Chapter 12 #3
"I did not mean to make any of them." His voice was low and sleep-rough and stripped of every formality he'd used on her for weeks. "I lost control of my frost entirely the moment you touched me." A pause. "I am mildly horrified about it."
She laughed, and he went still. She pressed closer to him, and his arm tightened.
The Pine's glow shifted from silver to something warmer. Gold, tinged faintly with rose. She watched it play across the ceiling and across the frost still melting on her skin and let herself lie inside the feeling.
For one unguarded moment, lying in his bed with frost patterns still dissolving against her warmth and his heartbeat slow and steady under her shoulder blade, she let herself believe this was real.
That she could have this. That being seen didn't have to mean being consumed.
That the man holding her in the dark was holding her because he chose to, and not because she'd earned it with a performance.
His breathing changed against her neck. Slower. Deeper. His arm across her waist relaxed into the heaviness of sleep.
His lips moved against her hair.
"I've known since the first day that I loved you.
" The words were drowsy and quiet, shaped by a mouth that was barely awake.
"Since the moment you landed on top of me on the stage floor.
The bond. It clicked." He took a breath, and his arm pulled her fractionally closer.
"Three seconds of your skin against mine, and I knew you were my mate. "
Her body went still.
"I said nothing." Drowsier now. His words were losing their edges, blurring at the consonants. "You deserved to arrive here on your own. Not because I told you to."
His breathing evened. His arm remained heavy across her waist. His forehead rested against the back of her head, and she could feel his exhale, cool and steady, ruffling the fine hairs at her nape.
He was asleep.
Phoebe lay perfectly still against his chest.
The Pine's glow shifted through the window. Silver-blue. Gold. Rose. Silver again. The frost patterns on the ceiling, ones his lost control had painted above the bed, caught the light and refracted it in tiny prisms that drifted across the walls like slow-moving stars.
She stared at them.
Since the first day.
The words turned over in her chest. Not sharp-edged. Not a blade. More like a stone she'd picked up thinking it was smooth and finding, when she turned it, there was a facet she hadn't expected. A surface that caught light differently than the rest.
She knew what mate bonds were.
She'd held Ember through this exact crisis a year ago.
Sat across from her with coffee going cold between them and listened to Ember's voice shake as she said He knew the whole time, Phoebe, the whole time, and he let me fall for him without telling me the game was rigged.
She'd handed Ember tissues. Told her she was being ridiculous.
Told her that biology and genuine feeling weren't mutually exclusive, that Kaelor had proved it, that he'd literally burned his own bond to ash to show her his love was chosen and not chemical.
She'd watched the most stubborn woman she'd ever met walk back into a Cinnamite's arms with her eyes open, and she'd cheered.
She'd been right. She'd been right about every word she said to Ember that night.
And not a single word of it helped her now.
Knowing something about your best friend's relationship and feeling it in your own body at three in the morning with frost still melting on your skin, the taste of a man still on your tongue, and his drowsy confession still warm against the back of your skull were different things entirely.
One was theory. The other was the ground tilting.
Not crumbling. Not breaking. Just tilting, like everything that was stable a second ago was still standing but shifted half a degree off its axis.

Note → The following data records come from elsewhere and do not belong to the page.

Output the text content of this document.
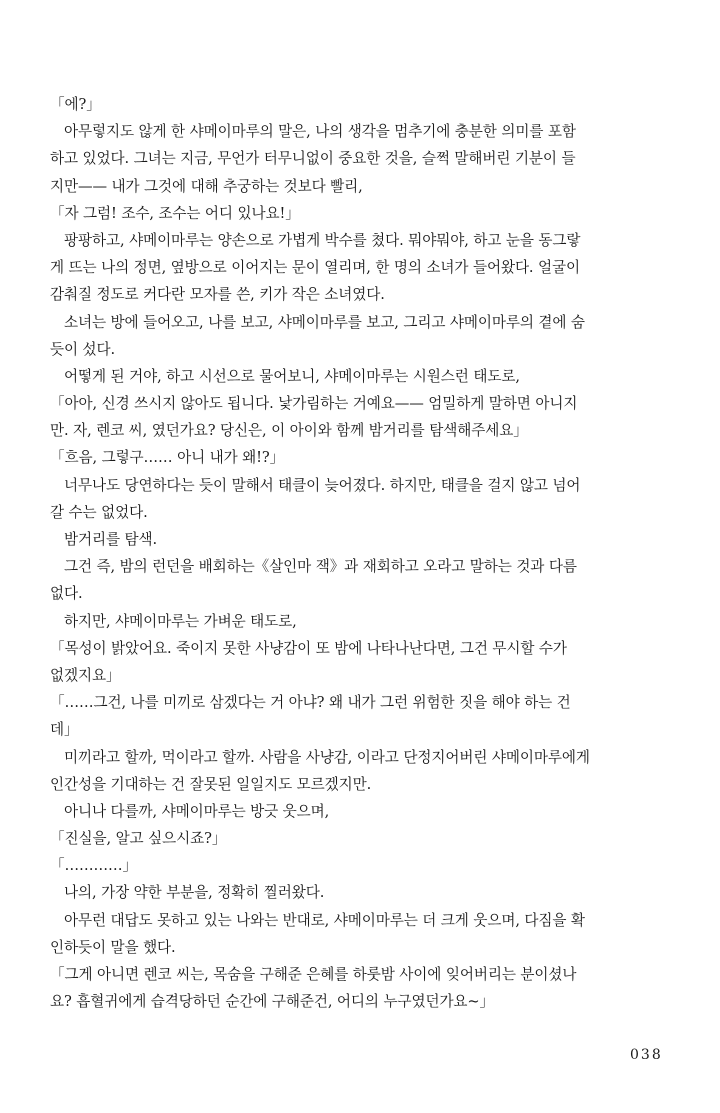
「에?」
아무렇지도 않게 한 샤메이마루의 말은, 나의 생각을 멈추기에 충분한 의미를 포함
하고 있었다. 그녀는 지금, 무언가 터무니없이 중요한 것을, 슬쩍 말해버린 기분이 들
지만—— 내가 그것에 대해 추궁하는 것보다 빨리,
「자 그럼! 조수, 조수는 어디 있나요!」
팡팡하고, 샤메이마루는 양손으로 가볍게 박수를 쳤다. 뭐야뭐야, 하고 눈을 동그랗
게 뜨는 나의 정면, 옆방으로 이어지는 문이 열리며, 한 명의 소녀가 들어왔다. 얼굴이
감춰질 정도로 커다란 모자를 쓴, 키가 작은 소녀였다.
소녀는 방에 들어오고, 나를 보고, 샤메이마루를 보고, 그리고 샤메이마루의 곁에 숨
듯이 섰다.
어떻게 된 거야, 하고 시선으로 물어보니, 샤메이마루는 시원스런 태도로,
「아아, 신경 쓰시지 않아도 됩니다. 낯가림하는 거예요—— 엄밀하게 말하면 아니지
만. 자, 렌코 씨, 였던가요? 당신은, 이 아이와 함께 밤거리를 탐색해주세요」
「흐음, 그렇구…… 아니 내가 왜!?」
너무나도 당연하다는 듯이 말해서 태클이 늦어졌다. 하지만, 태클을 걸지 않고 넘어
갈 수는 없었다.
밤거리를 탐색.
그건 즉, 밤의 런던을 배회하는《살인마 잭》과 재회하고 오라고 말하는 것과 다름
없다.
하지만, 샤메이마루는 가벼운 태도로,
「목성이 밝았어요. 죽이지 못한 사냥감이 또 밤에 나타나난다면, 그건 무시할 수가
없겠지요」
「……그건, 나를 미끼로 삼겠다는 거 아냐? 왜 내가 그런 위험한 짓을 해야 하는 건
데」
미끼라고 할까, 먹이라고 할까. 사람을 사냥감, 이라고 단정지어버린 샤메이마루에게
인간성을 기대하는 건 잘못된 일일지도 모르겠지만.
아니나 다를까, 샤메이마루는 방긋 웃으며,
「진실을, 알고 싶으시죠?」
「…………」
나의, 가장 약한 부분을, 정확히 찔러왔다.
아무런 대답도 못하고 있는 나와는 반대로, 샤메이마루는 더 크게 웃으며, 다짐을 확
인하듯이 말을 했다.
「그게 아니면 렌코 씨는, 목숨을 구해준 은혜를 하룻밤 사이에 잊어버리는 분이셨나
요? 흡혈귀에게 습격당하던 순간에 구해준건, 어디의 누구였던가요~」
038
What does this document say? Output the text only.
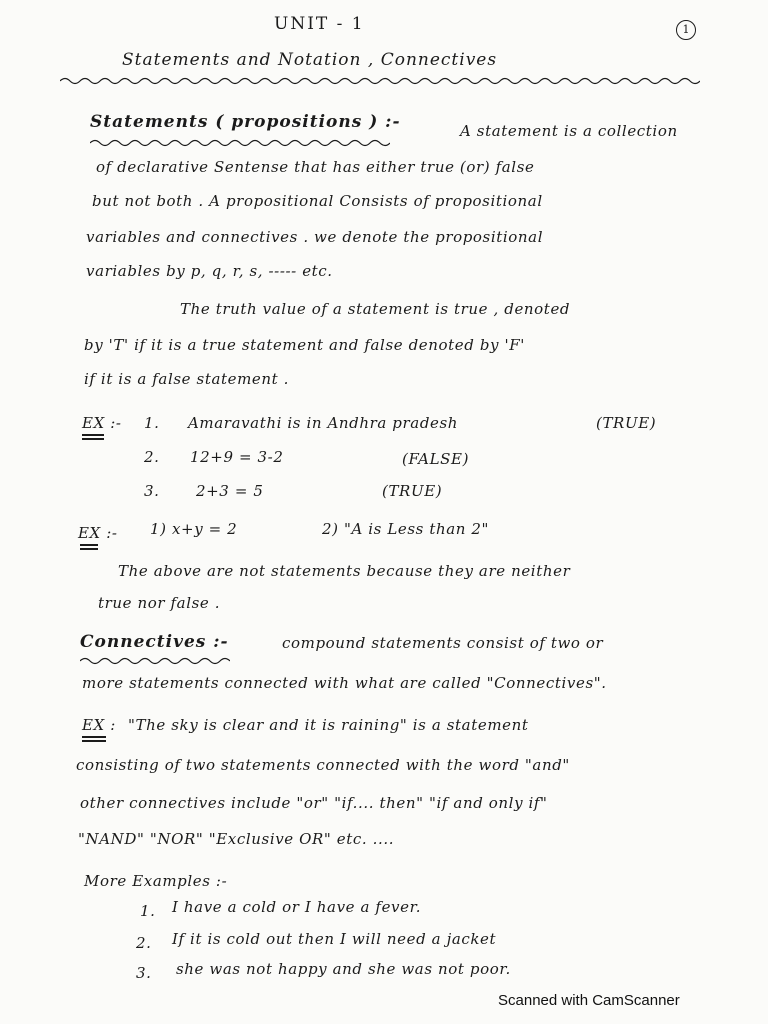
UNIT - 1	1
Statements and Notation , Connectives
Statements ( propositions ) :-	A statement is a collection
of declarative Sentense that has either true (or) false
but not both . A propositional Consists of propositional
variables and connectives . we denote the propositional
variables by p, q, r, s, ----- etc.
The truth value of a statement is true , denoted
by 'T' if it is a true statement and false denoted by 'F'
if it is a false statement .
EX :- 1. Amaravathi is in Andhra pradesh	(TRUE)
2. 12+9 = 3-2	(FALSE)
3. 2+3 = 5	(TRUE)
EX :- 1) x+y = 2	2) "A is Less than 2"
The above are not statements because they are neither
true nor false .
Connectives :-	compound statements consist of two or
more statements connected with what are called "Connectives".
EX : "The sky is clear and it is raining" is a statement
consisting of two statements connected with the word "and"
other connectives include "or" "if.... then" "if and only if"
"NAND" "NOR" "Exclusive OR" etc. ....
More Examples :-
1. I have a cold or I have a fever.
2. If it is cold out then I will need a jacket
3. she was not happy and she was not poor.
Scanned with CamScanner
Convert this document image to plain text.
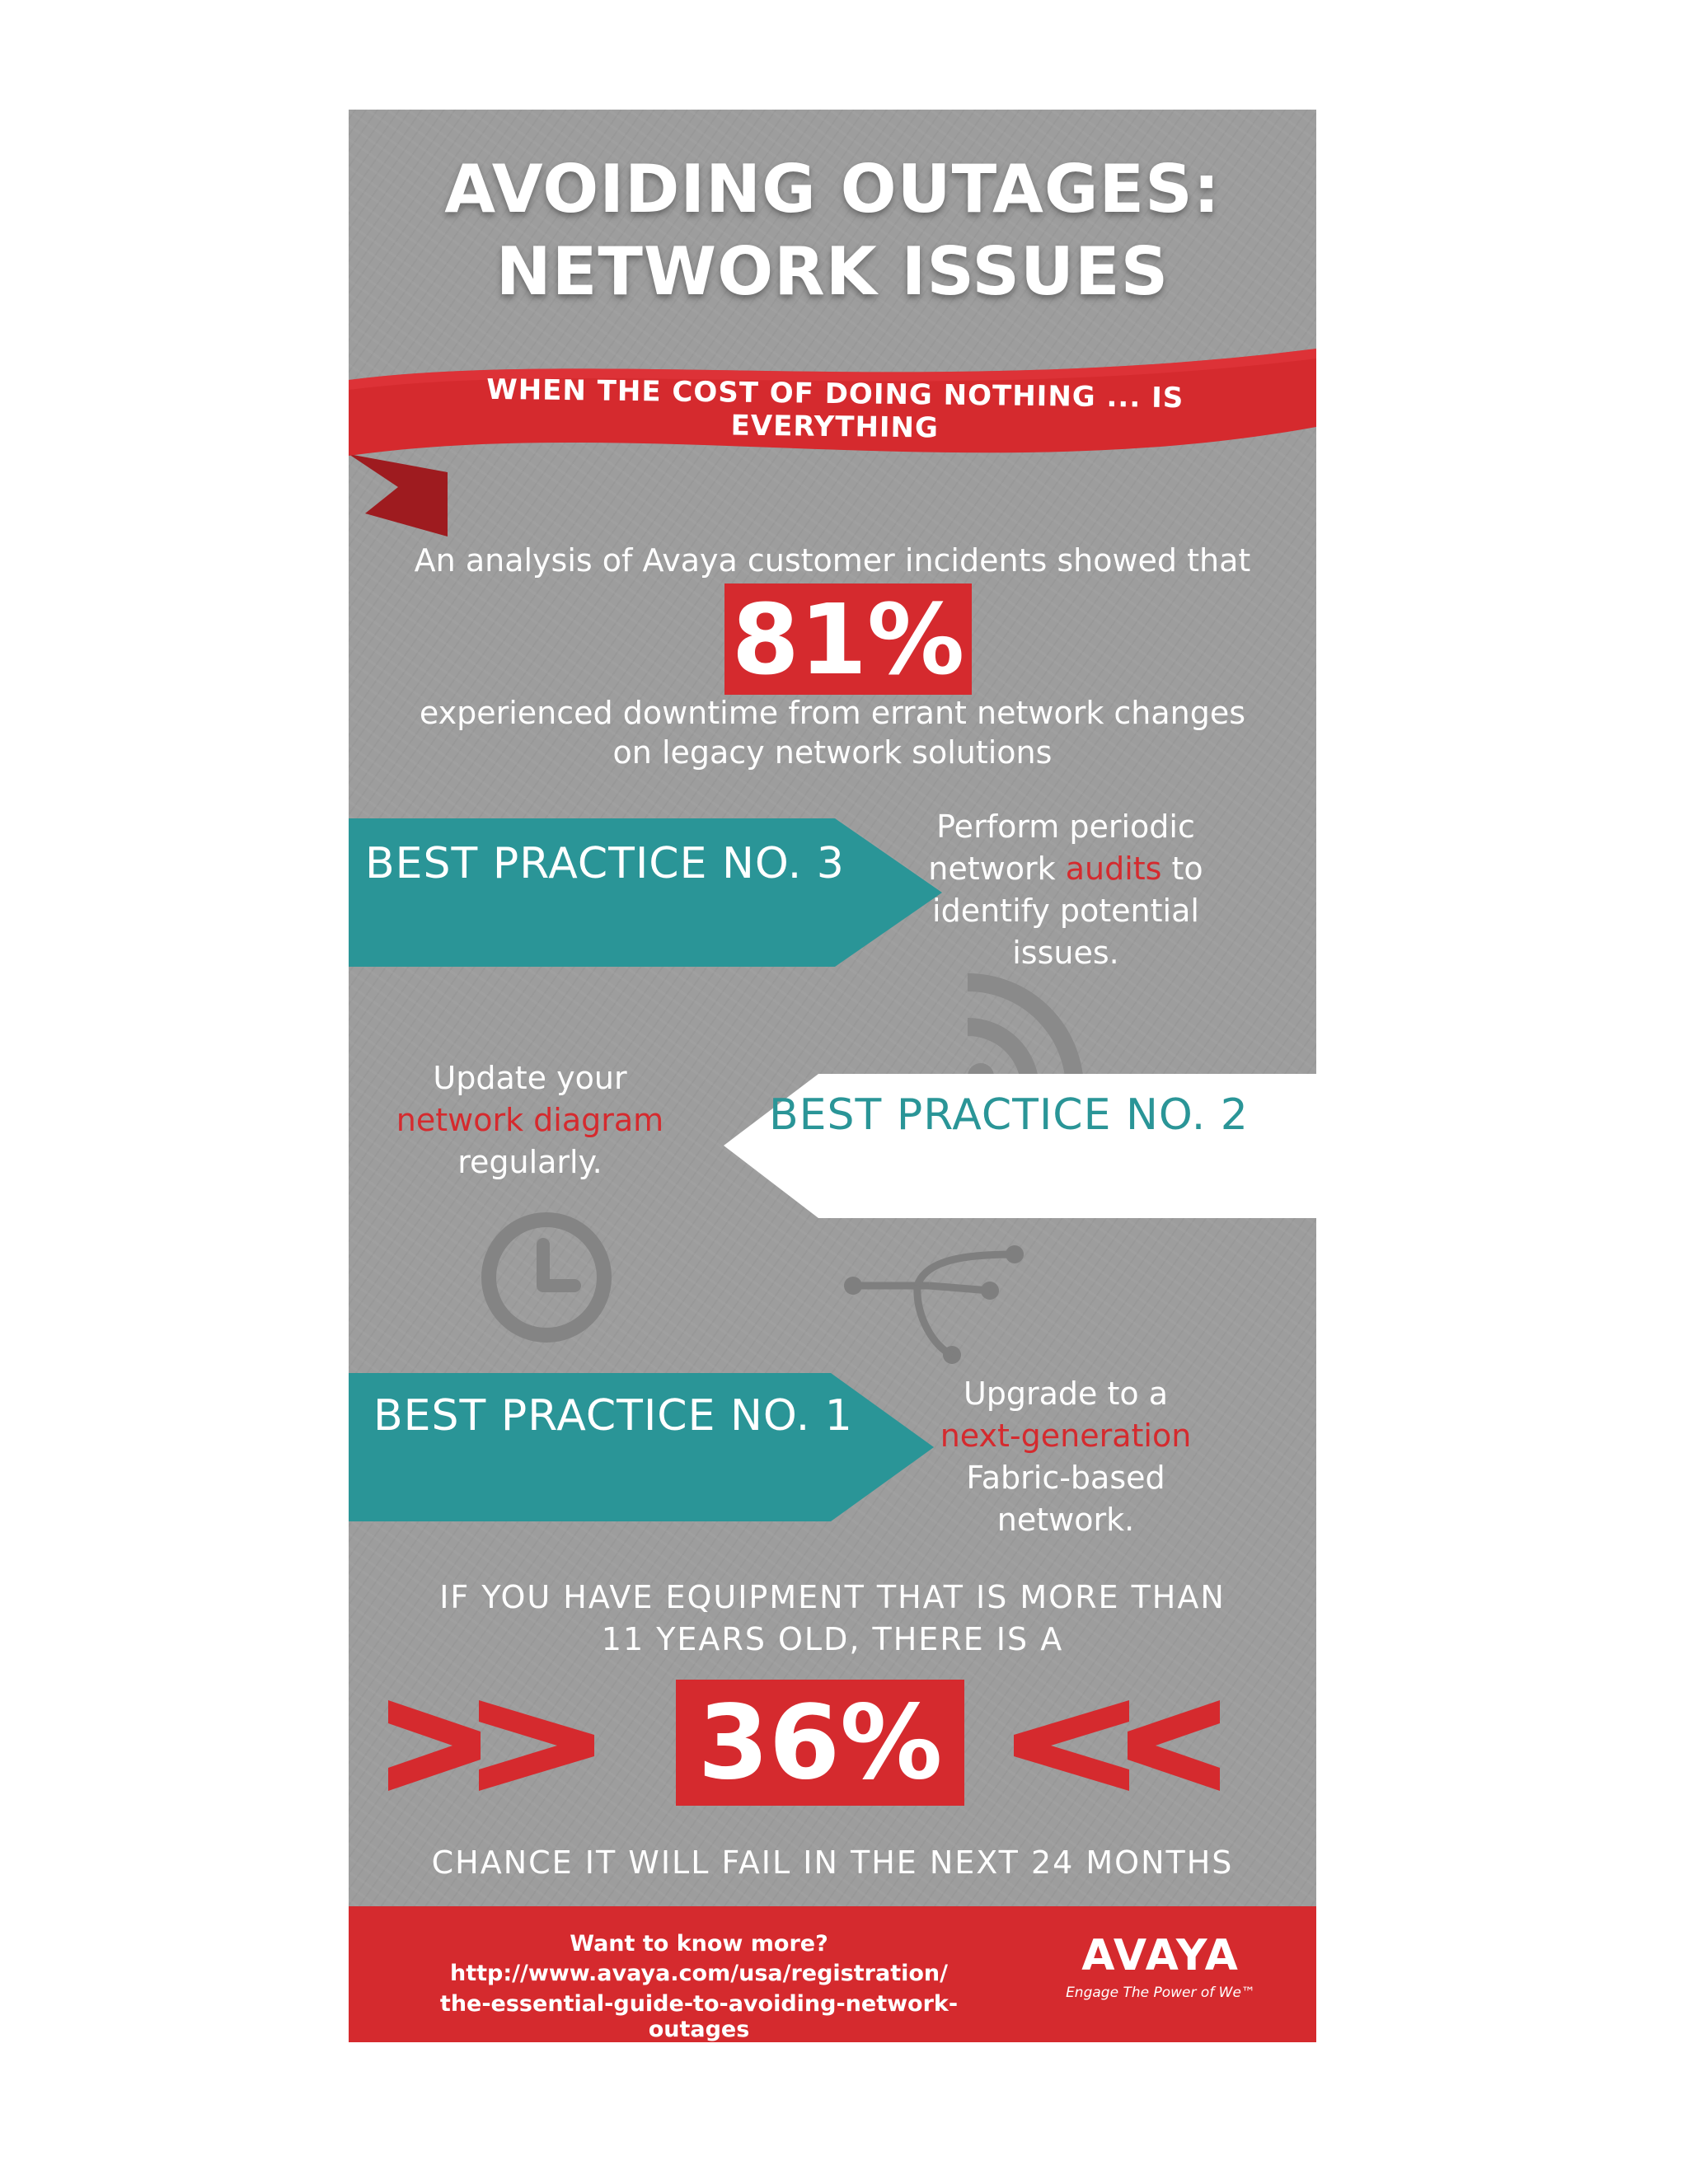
AVOIDING OUTAGES:
NETWORK ISSUES
WHEN THE COST OF DOING NOTHING ... IS EVERYTHING
An analysis of Avaya customer incidents showed that
81%
experienced downtime from errant network changes
on legacy network solutions
BEST PRACTICE NO. 3
Perform periodic
network audits to
identify potential
issues.
BEST PRACTICE NO. 2
Update your
network diagram
regularly.
BEST PRACTICE NO. 1	Upgrade to a
next-generation
Fabric-based
network.
IF YOU HAVE EQUIPMENT THAT IS MORE THAN
11 YEARS OLD, THERE IS A
36%
CHANCE IT WILL FAIL IN THE NEXT 24 MONTHS
Want to know more?
http://www.avaya.com/usa/registration/
the-essential-guide-to-avoiding-network-outages
AVAYA
Engage The Power of We™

She finally understood the look on Ember's face that morning at the bakery counter. Not betrayal. Not heartbreak. It was the vertigo of discovering that every choice, every lean-in, and every almost-kiss that you thought was entirely yours had a current underneath it you couldn't see.
His arm was still across her waist, heavy with sleep.
She lay in his arms and turned his words over and over in the dark. The Pine's light moved across the ceiling. The frost-stars drifted.
The question she couldn't answer yet wasn't Is this real? She'd watched Kaelor prove it could be. She'd held the evidence in her hands and told Ember to trust it.
The question was different. Quieter. Harder.
Was I ever really choosing?
Or was I just arriving where his biology already knew I'd be?
His breath stirred her hair. His heartbeat was steady and sure against her shoulder blade.
He was completely unaware that the woman in his arms was lying awake with a question that wouldn't resolve, turning it over and over, looking for the answer that would tell her whether the current she'd been swimming in was hers or his.
She pressed her fingers to the last frost-pattern on her forearm. The fern. The one she'd asked about. It melted under her fingertips.
She closed her eyes. She did not sleep for a long time.